Le texte que je vous ai cité hier est le début de la préface à un recueil de textes littéraires consacrés à Saint-Pétersbourg, paru chez Omnibus en 2003. La première oeuvre qui y figure est une brève nouvelle en vers de Pouchkine, Le cavalier de bronze, dans laquelle un pauvre hère est poursuivi, ou se croit poursuivi, par une statue équestre de Pierre le Grand. Je vais vous en donner l’ouverture, somptueuse ode à la ville, avant de céder de nouveau la parole à Dominique Fernandez, qui clôt son texte par une brève réflexion sur la ville au XXe siècle… et un autre extrait du prologue du poème de Pouchkine.

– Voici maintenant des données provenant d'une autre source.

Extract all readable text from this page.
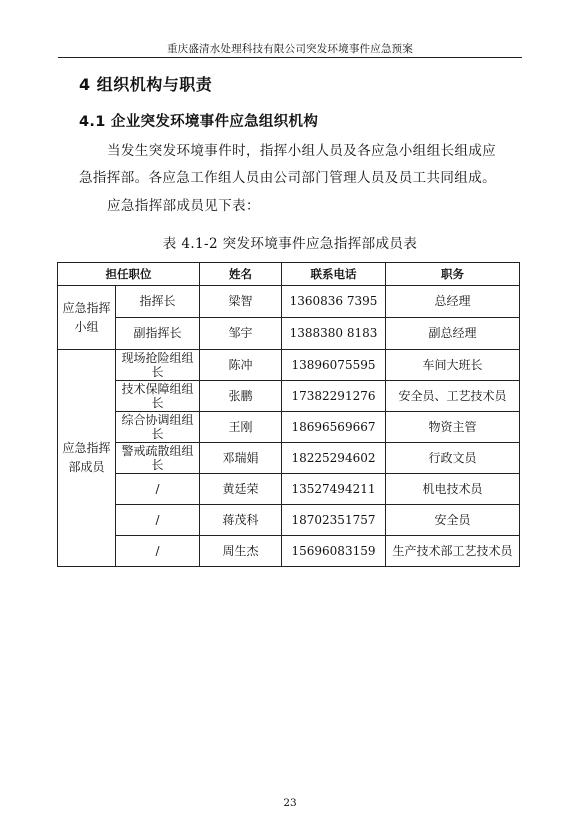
重庆盛清水处理科技有限公司突发环境事件应急预案
4 组织机构与职责
4.1 企业突发环境事件应急组织机构
当发生突发环境事件时，指挥小组人员及各应急小组组长组成应急指挥部。各应急工作组人员由公司部门管理人员及员工共同组成。
应急指挥部成员见下表：
表 4.1-2 突发环境事件应急指挥部成员表
担任职位		姓名	联系电话	职务
应急指挥小组	指挥长	梁智	1360836 7395	总经理
	副指挥长	邹宇	1388380 8183	副总经理
应急指挥部成员	现场抢险组组长	陈冲	13896075595	车间大班长
	技术保障组组长	张鹏	17382291276	安全员、工艺技术员
	综合协调组组长	王刚	18696569667	物资主管
	警戒疏散组组长	邓瑞娟	18225294602	行政文员
	/	黄廷荣	13527494211	机电技术员
	/	蒋茂科	18702351757	安全员
	/	周生杰	15696083159	生产技术部工艺技术员
23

"Devant lui, la mer était vide ;
Méditant de graves desseins,
Il regardait vers les lointains.
A ses pieds le fleuve splendide
Où passait un pauvre canot ;
Sur les rives marécageuses,
Çà et là de tristes hameaux
Où des familles besogneuses
De Finnois trouvaient un abri ;
D’immenses forêts frémissantes
Où jamais le soleil n’a lui.
Il songeait : La Suède est puissante ;
D’ici nous la menacerons.
Abattons son orgueil, ouvrons
Sur l’Occident une fenêtre.
Une ville ici doit paraître.
Lorsque nous serons établis
Des hôtes de tous les pays
Viendront, par des routes nouvelles,
Mener une fête éternelle.
Et voici que, cent ans après,
Du Nord merveille incomparable,
Du fond des bois et des marais
A surgi la ville admirable."
1833. Cent ans encore après, pensons à "ce que deviendr[a] la ville pendant les quelque soixante-dix ans de la domination communiste : une cité déchue, détrônée de son rang de capitale, mal aimée de Lénine et de Staline, reléguée au rang de chef-lieu de province, condamnée à une lente décrépitude, refuge incertain de poètes persécutés… Il faudrait interroger là-dessus les vers admirables d’Alexandre Blok, d’Ossip Mandelstam, d’Anna Akhmatova, figures légendaires de la résistance et de l’exil intérieur.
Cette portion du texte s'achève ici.